The February 2021 flooding disaster is the second to strike Uttarakhand in less than a decade, and geologists fear greater fallout from the twin impacts of global warming and a spate of development projects such as roads, dams, and power plants.

2014 report from India’s National Institute of Disaster Management cautioned that climate change is likely to aggravate the frequency of flash floods due to high-intensity rainfall, glacial lake outburst floods, and landslides.

The disasters in Uttarakhand can be attributed fundamentally to “the warming-induced untimely melting of permafrost, the permanently frozen ice in the cracks and crevices between the rocks that holds them together and helps stabilize steep slopes,” Rajendran said. “If warmer temperatures cause destabilization of steep slopes in traditionally cold climate regions, there will be more high-risk areas for rockslides and rock avalanches in the future.”

Geologists have been warning against tampering with the slopes, especially digging for mining and roads. Such disturbances could further destabilize the earth and trigger rockfalls, landslides, and debris avalanches during heavy rains.

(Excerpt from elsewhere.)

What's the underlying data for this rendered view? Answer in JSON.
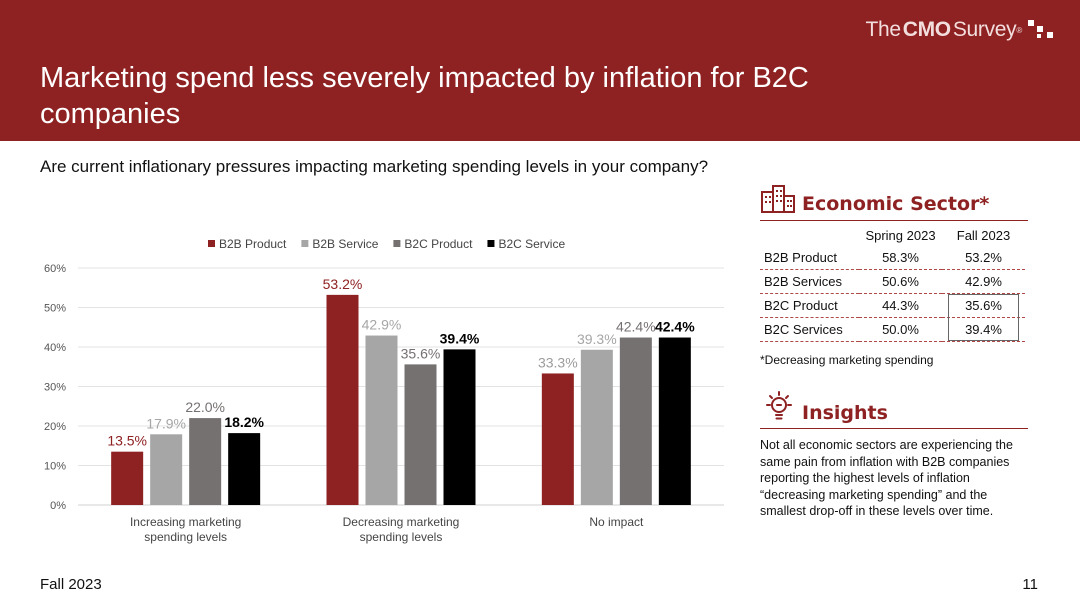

“Road building is endemic in the Himalayas and is causing huge damage,” said Petley. “Roads cut slopes without proper engineering in many cases. They disrupt drainage.” The waste rock from such construction projects is dumped on the slopes or in the river, which can further alter the landscape and disrupt drainage.

The Chamoli flood has damaged several hydrological projects by the sheer force of gushing water or by siltation, said Rajendran. “These projects have been opposed from the very beginning by the public, as they were perceived to endanger the sensitive ecosystems of the Himalaya,” he said. “The Chamoli event is yet another reminder of what to expect in the future.”